Titre : Dans la cabine des vaisseaux en mer
Auteur : Walt Whitman
Dans la cabine des vaisseaux en mer,
L’infini du bleu expansivement de tous côtés,
Vents sifflants, vagues musicales, immenses vagues impérieuses,
Ou peut-être à bord d’une barque solitaire balançant sur l’épaisseur marine,
Emplie de foi joyeuse, déployant ses voiles blanches,
Epousant l’éther dans l’étincellement d’écume du jour, ou sous la foule des
étoiles nocturnes,
Par des marins jeunes ou vieux je serai lu, réminiscence de la terre,
Dans la perfection des rapports, enfin.
Voici nos pensées de voyageurs,
Voici que la terre seule la terre ferme n’apparaît plus, diront-ils alors,
Voici que le ciel tend son arc sur nos têtes, nous sentons le vacillement du
pont sous nos pieds,
Nous sentons les longues pulsations, le flux et le reflux du mouvement infini,
Les tonalités du mystère invisible, les vastes vagues suggestions de la salure
liquide, des syllabes fluides et liquides,
Le parfum, le craquement léger des cordages, le rythme mélancolique,
L’horizon sans bornes, l’horizon brumeux lointain, tout nous accompagne,
Et voici devant nous le poème de l’océan.
Ne faiblis pas mon Livre, accomplis ton destin,
Toi qui n’es pas réminiscence de la terre seule,
Toi qui navigues telle la barque solitaire sillonnant le ciel, barque de but
inconnu et cependant de foi totale ,
Va de conserve avec tous les vaisseaux, va vogue !
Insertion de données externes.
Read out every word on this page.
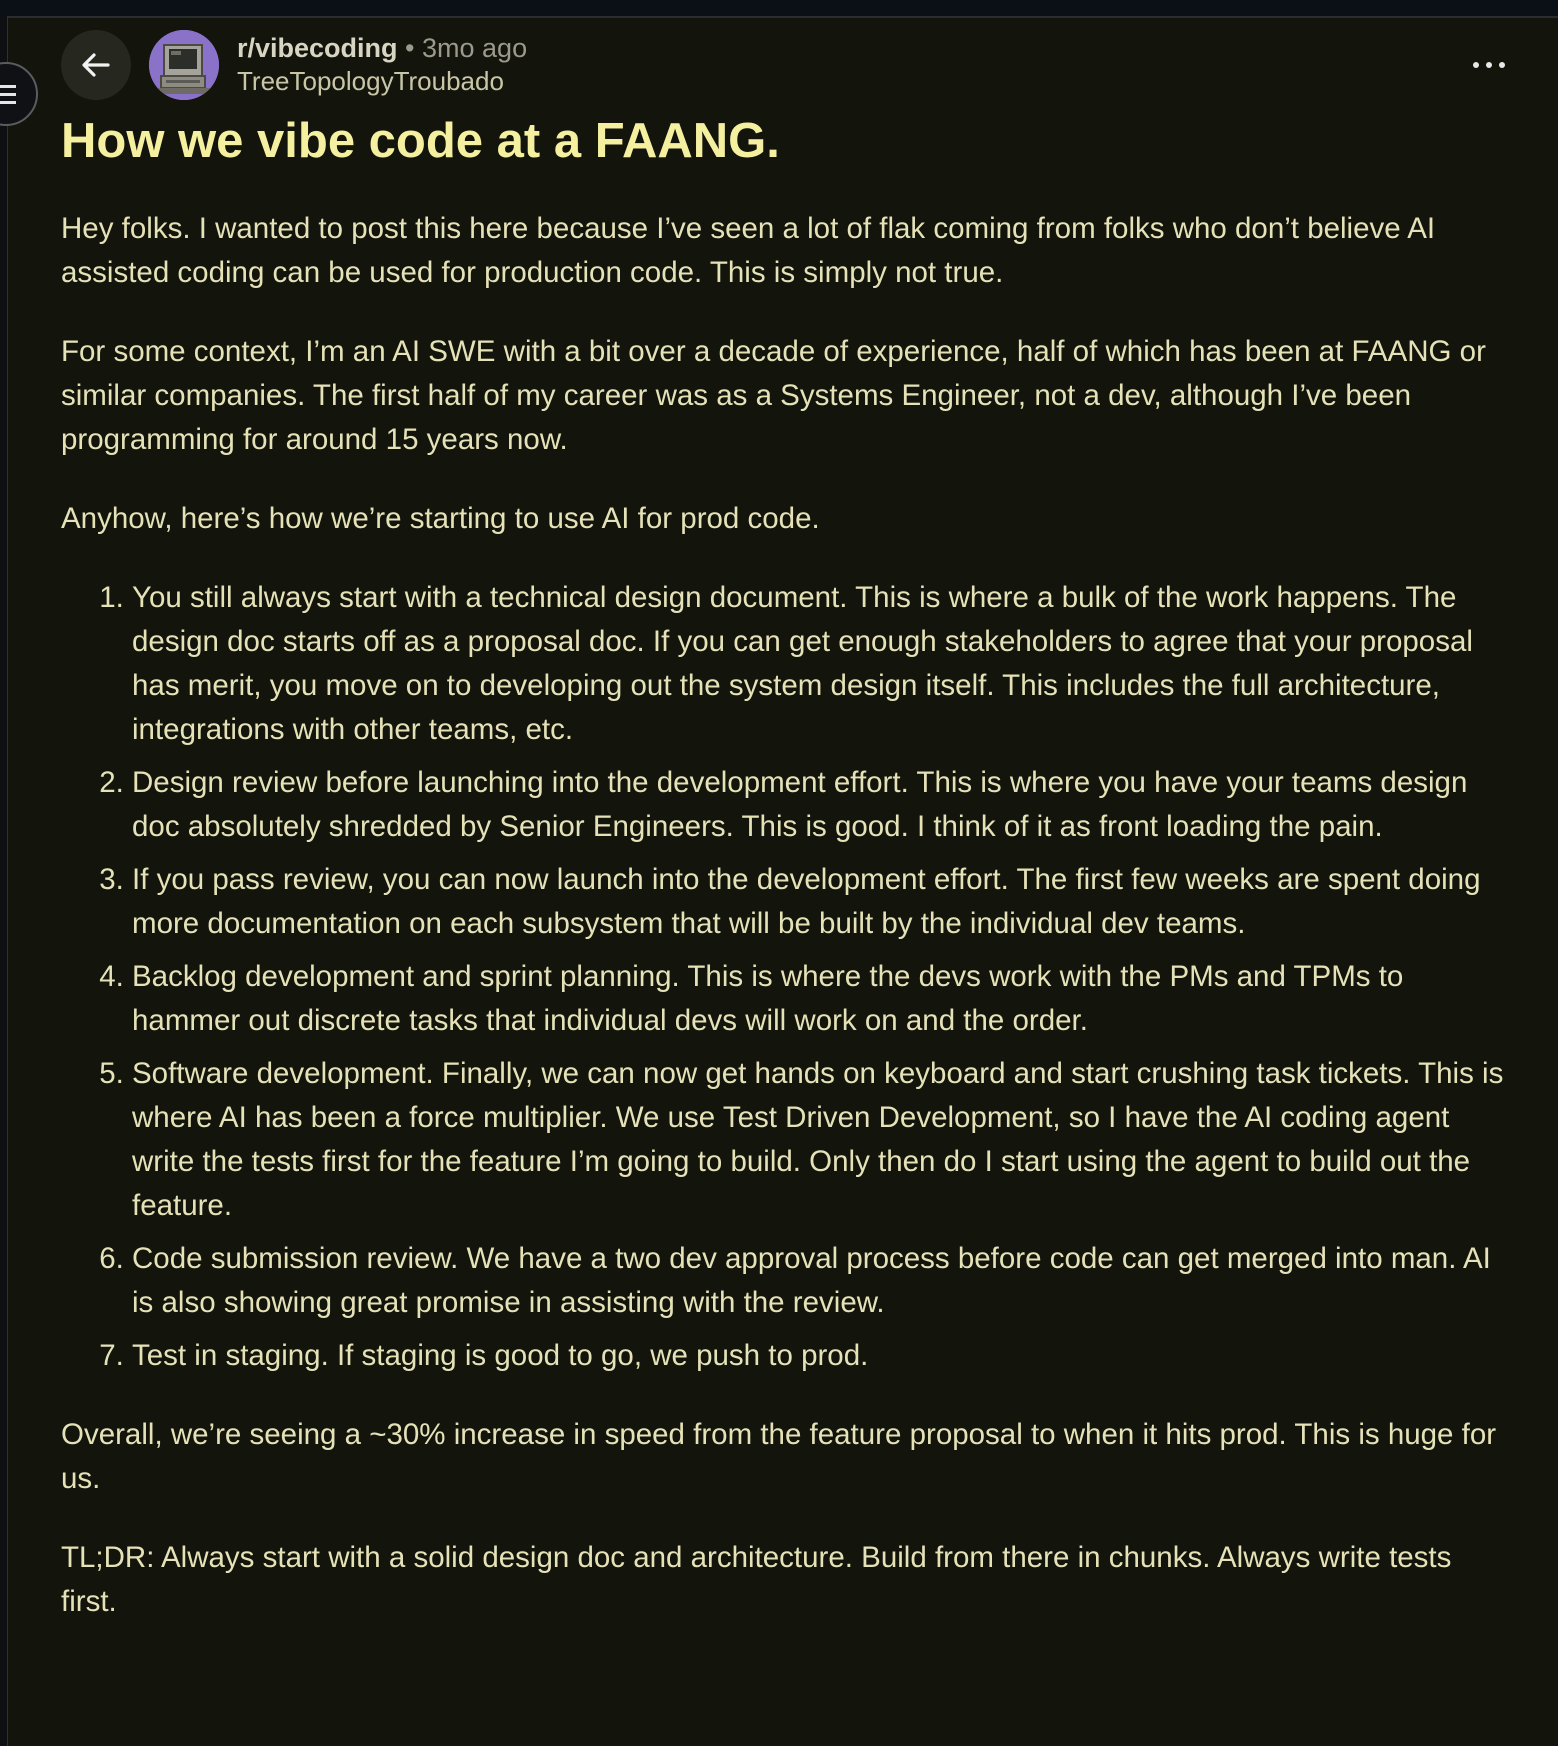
r/vibecoding • 3mo ago
TreeTopologyTroubado
How we vibe code at a FAANG.

Hey folks. I wanted to post this here because I’ve seen a lot of flak coming from folks who don’t believe AI assisted coding can be used for production code. This is simply not true.

For some context, I’m an AI SWE with a bit over a decade of experience, half of which has been at FAANG or similar companies. The first half of my career was as a Systems Engineer, not a dev, although I’ve been programming for around 15 years now.

Anyhow, here’s how we’re starting to use AI for prod code.

1. You still always start with a technical design document. This is where a bulk of the work happens. The design doc starts off as a proposal doc. If you can get enough stakeholders to agree that your proposal has merit, you move on to developing out the system design itself. This includes the full architecture, integrations with other teams, etc.
2. Design review before launching into the development effort. This is where you have your teams design doc absolutely shredded by Senior Engineers. This is good. I think of it as front loading the pain.
3. If you pass review, you can now launch into the development effort. The first few weeks are spent doing more documentation on each subsystem that will be built by the individual dev teams.
4. Backlog development and sprint planning. This is where the devs work with the PMs and TPMs to hammer out discrete tasks that individual devs will work on and the order.
5. Software development. Finally, we can now get hands on keyboard and start crushing task tickets. This is where AI has been a force multiplier. We use Test Driven Development, so I have the AI coding agent write the tests first for the feature I’m going to build. Only then do I start using the agent to build out the feature.
6. Code submission review. We have a two dev approval process before code can get merged into man. AI is also showing great promise in assisting with the review.
7. Test in staging. If staging is good to go, we push to prod.

Overall, we’re seeing a ~30% increase in speed from the feature proposal to when it hits prod. This is huge for us.

TL;DR: Always start with a solid design doc and architecture. Build from there in chunks. Always write tests first.
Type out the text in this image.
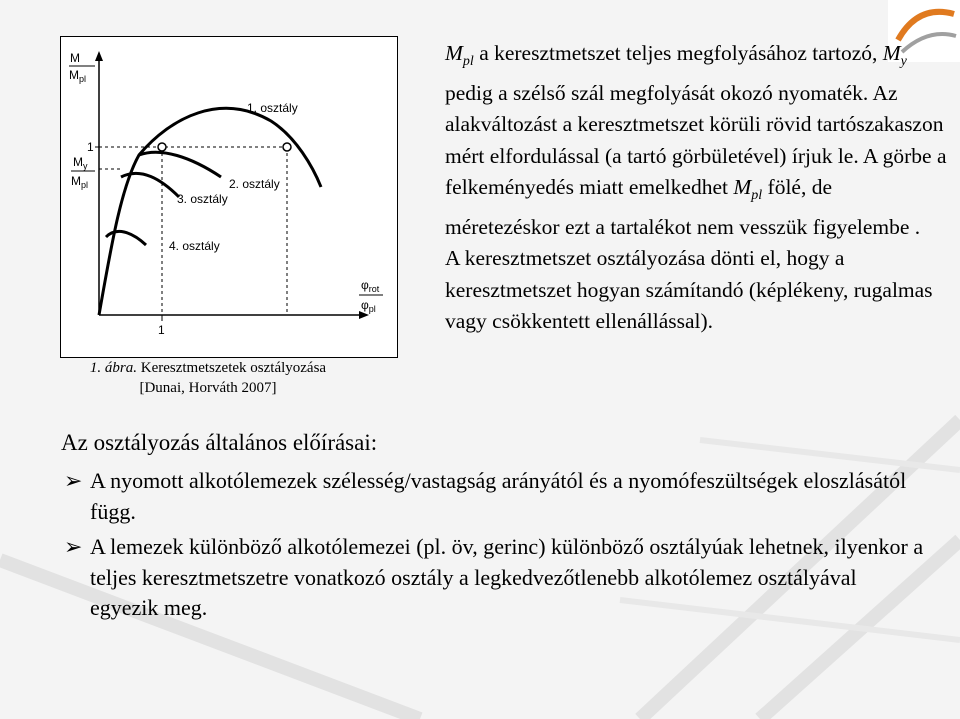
M
$M_{pl}$
1
$M_y$
$M_{pl}$
1. osztály
2. osztály
3. osztály
4. osztály
$\varphi_{rot}$
$\varphi_{pl}$
1
1. ábra. Keresztmetszetek osztályozása
[Dunai, Horváth 2007]

$M_{pl}$ a keresztmetszet teljes megfolyásához tartozó, $M_y$ pedig a szélső szál megfolyását okozó nyomaték. Az alakváltozást a keresztmetszet körüli rövid tartószakaszon mért elfordulással (a tartó görbületével) írjuk le. A görbe a felkeményedés miatt emelkedhet $M_{pl}$ fölé, de méretezéskor ezt a tartalékot nem vesszük figyelembe .

A keresztmetszet osztályozása dönti el, hogy a keresztmetszet hogyan számítandó (képlékeny, rugalmas vagy csökkentett ellenállással).

Az osztályozás általános előírásai:
➢ A nyomott alkotólemezek szélesség/vastagság arányától és a nyomófeszültségek eloszlásától függ.
➢ A lemezek különböző alkotólemezei (pl. öv, gerinc) különböző osztályúak lehetnek, ilyenkor a teljes keresztmetszetre vonatkozó osztály a legkedvezőtlenebb alkotólemez osztályával egyezik meg.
Porte-leur le pli de mon amour (chers marins, je vous le plie dans le pli de
chaque feuille) ;
Accélère, mon Livre ! déploie tes voiles blanches ma petite barque à travers les
vagues impérieuses,
Musique, fais voile, emporte apporte au-delà de l’infini du bleu à toutes les
mers,
Ce chant que je destine aux marins et leurs vaisseaux.